FAQs

Frequently asked questions

How does Physcraper handle paralogs?

Physcraper allows multiple tips to be mapped to the same taxon, with an added unique identifier that allows linking the sequence back to the original one on GenBank. This means that newly added homologous DNA sequences can include both orthologs and paralogs and that a phylogenetic analysis can be performed. While we expect that most curated alignments are composed of ortholog sequences, the algorithm used to find new sequences is unable to distinguish paralogs, so it is likely that – if existing, they will be automatically added to the dataset. Users should check the output phylogenetic trees to detect paralogs and filter them appropriately if needed.

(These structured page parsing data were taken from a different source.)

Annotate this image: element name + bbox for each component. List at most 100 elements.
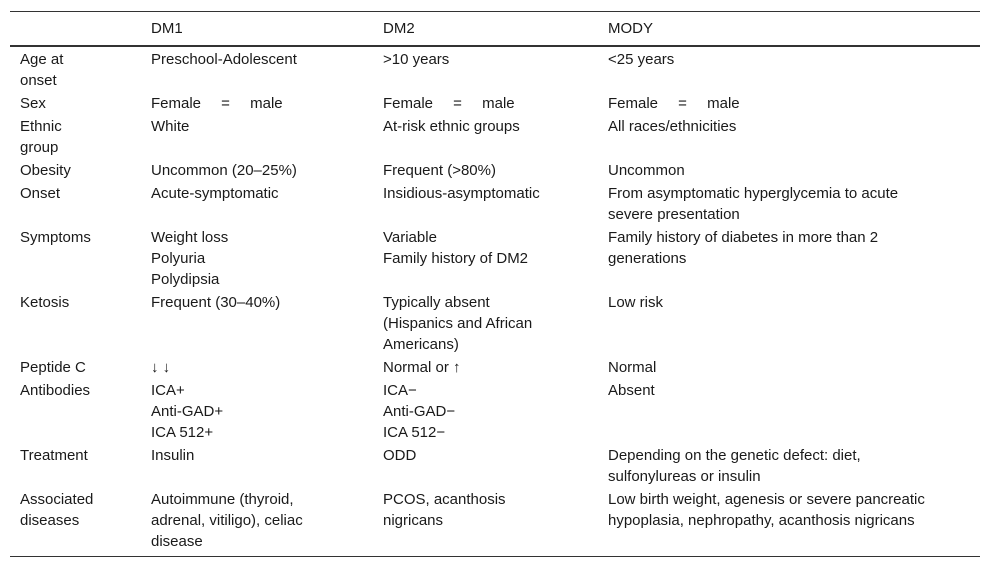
cell-line: At-risk ethnic groups (383, 118, 520, 135)
cell-line: From asymptomatic hyperglycemia to acute… (608, 185, 899, 223)
column-header: MODY (598, 11, 980, 47)
cell-line: ↓ ↓ (151, 359, 171, 376)
table-cell: Family history of diabetes in more than … (598, 225, 980, 290)
cell-line: All races/ethnicities (608, 118, 737, 135)
cell-line: Insidious-asymptomatic (383, 185, 540, 202)
table-cell: Variable Family history of DM2 (373, 225, 598, 290)
cell-line: Typically absent (Hispanics and African … (383, 294, 533, 353)
table-cell: All races/ethnicities (598, 114, 980, 158)
cell-line: Female = male (383, 95, 515, 112)
table-cell: Female = male (598, 91, 980, 114)
table-cell: Preschool-Adolescent (141, 46, 373, 91)
cell-line: ICA 512− (383, 424, 446, 441)
cell-line: Anti-GAD− (383, 403, 456, 420)
table-row: Associated diseases Autoimmune (thyroid, … (10, 487, 980, 557)
table-row: Sex Female = male Female = male Female = ma… (10, 91, 980, 114)
table-row: Treatment Insulin ODD Depending on the gene… (10, 443, 980, 487)
table-cell: Uncommon (20–25%) (141, 158, 373, 181)
cell-line: Frequent (30–40%) (151, 294, 281, 311)
row-label: Age at onset (20, 51, 64, 89)
cell-line: Uncommon (608, 162, 685, 179)
cell-line: Normal (608, 359, 657, 376)
table-cell: Weight loss Polyuria Polydipsia (141, 225, 373, 290)
cell-line: Absent (608, 382, 655, 399)
table-cell: Low risk (598, 290, 980, 355)
cell-line: <25 years (608, 51, 675, 68)
table-cell: Normal or ↑ (373, 355, 598, 378)
row-label: Antibodies (20, 382, 91, 399)
table-cell: From asymptomatic hyperglycemia to acute… (598, 181, 980, 225)
cell-line: ICA 512+ (151, 424, 214, 441)
cell-line: PCOS, acanthosis nigricans (383, 491, 506, 529)
table-cell: ICA− Anti-GAD− ICA 512− (373, 378, 598, 443)
cell-line: White (151, 118, 190, 135)
table-cell: Normal (598, 355, 980, 378)
table-row: Symptoms Weight loss Polyuria Polydipsia Var… (10, 225, 980, 290)
table-cell: White (141, 114, 373, 158)
cell-line: Polydipsia (151, 271, 220, 288)
cell-line: Family history of diabetes in more than … (608, 229, 879, 267)
header-row: DM1 DM2 MODY (10, 11, 980, 47)
row-label: Ketosis (20, 294, 70, 311)
table-row: Obesity Uncommon (20–25%) Frequent (>80%) U… (10, 158, 980, 181)
table-cell: Acute-symptomatic (141, 181, 373, 225)
cell-line: Female = male (151, 95, 283, 112)
table-cell: >10 years (373, 46, 598, 91)
cell-line: Insulin (151, 447, 195, 464)
table-row: Onset Acute-symptomatic Insidious-asymptom… (10, 181, 980, 225)
row-label: Peptide C (20, 359, 86, 376)
table-cell: Female = male (373, 91, 598, 114)
row-label: Sex (20, 95, 46, 112)
table-row: Peptide C ↓ ↓ Normal or ↑ Normal (10, 355, 980, 378)
cell-line: ICA− (383, 382, 417, 399)
table-cell: Frequent (>80%) (373, 158, 598, 181)
table-cell: Low birth weight, agenesis or severe pan… (598, 487, 980, 557)
table-cell: Autoimmune (thyroid, adrenal, vitiligo),… (141, 487, 373, 557)
table-cell: ↓ ↓ (141, 355, 373, 378)
column-header: DM1 (141, 11, 373, 47)
table-row: Age at onset Preschool-Adolescent >10 year… (10, 46, 980, 91)
column-header: DM2 (373, 11, 598, 47)
row-label: Ethnic group (20, 118, 62, 156)
cell-line: Autoimmune (thyroid, adrenal, vitiligo),… (151, 491, 303, 550)
table-cell: Female = male (141, 91, 373, 114)
table-cell: Uncommon (598, 158, 980, 181)
cell-line: Depending on the genetic defect: diet, s… (608, 447, 861, 485)
cell-line: Acute-symptomatic (151, 185, 279, 202)
header-cell (10, 11, 141, 47)
cell-line: Weight loss (151, 229, 229, 246)
table-cell: Depending on the genetic defect: diet, s… (598, 443, 980, 487)
cell-line: Preschool-Adolescent (151, 51, 297, 68)
row-label: Onset (20, 185, 61, 202)
cell-line: Frequent (>80%) (383, 162, 496, 179)
table-cell: <25 years (598, 46, 980, 91)
cell-line: Female = male (608, 95, 740, 112)
cell-line: Low birth weight, agenesis or severe pan… (608, 491, 925, 529)
cell-line: ODD (383, 447, 417, 464)
cell-line: ICA+ (151, 382, 185, 399)
row-label: Obesity (20, 162, 71, 179)
table-cell: Frequent (30–40%) (141, 290, 373, 355)
table-row: Ketosis Frequent (30–40%) Typically absent… (10, 290, 980, 355)
table-cell: Absent (598, 378, 980, 443)
cell-line: Anti-GAD+ (151, 403, 224, 420)
table-body: Age at onset Preschool-Adolescent >10 year… (10, 46, 980, 557)
table-cell: At-risk ethnic groups (373, 114, 598, 158)
row-label: Associated diseases (20, 491, 94, 529)
cell-line: Low risk (608, 294, 664, 311)
table-cell: ICA+ Anti-GAD+ ICA 512+ (141, 378, 373, 443)
cell-line: Polyuria (151, 250, 206, 267)
table-cell: Insulin (141, 443, 373, 487)
cell-line: Normal or ↑ (383, 359, 461, 376)
cell-line: Variable (383, 229, 437, 246)
cell-line: >10 years (383, 51, 450, 68)
row-label: Symptoms (20, 229, 91, 246)
comparison-table: DM1 DM2 MODY Age at onset Preschool-Adolesc… (10, 11, 980, 557)
row-label: Treatment (20, 447, 88, 464)
table-row: Ethnic group White At-risk ethnic groups Al… (10, 114, 980, 158)
table-cell: ODD (373, 443, 598, 487)
table-cell: PCOS, acanthosis nigricans (373, 487, 598, 557)
cell-line: Uncommon (20–25%) (151, 162, 297, 179)
table-row: Antibodies ICA+ Anti-GAD+ ICA 512+ ICA− Anti-… (10, 378, 980, 443)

I have to learn to use OpenTree to use Physcraper, is the learning curve worth it?

We think that this decision depends on the goals of the user.

To our knowledge, existing tools that automatize dataset construction for phylogenetics focus on assembling an alignment de novo and/or mining and filtering homolog sequences. The main goal of Physcraper is to construct upon the knowledge contained in existing expertly-curated and peer-reviewed homology hypothesis (alignments), as well as establish a framework for interoperability between biological databases and phylogenetic knowledge. To achieve that, understanding the OpenTree Taxonomy and associated tools is key.

In this sense Physcraper offers the unique advantage to automatically connect a phylogenetic tree to other databases and services, including alignment databases such as TreeBASE, and the conflicting service provided by OpenTree, which permits to rapidly identify regions in the tree that:

  • have been enriched in a tree with phylogenetic information,
  • are coherent with other phylogenetic estimates, as well as
  • conflict with other phylogenetic estimates.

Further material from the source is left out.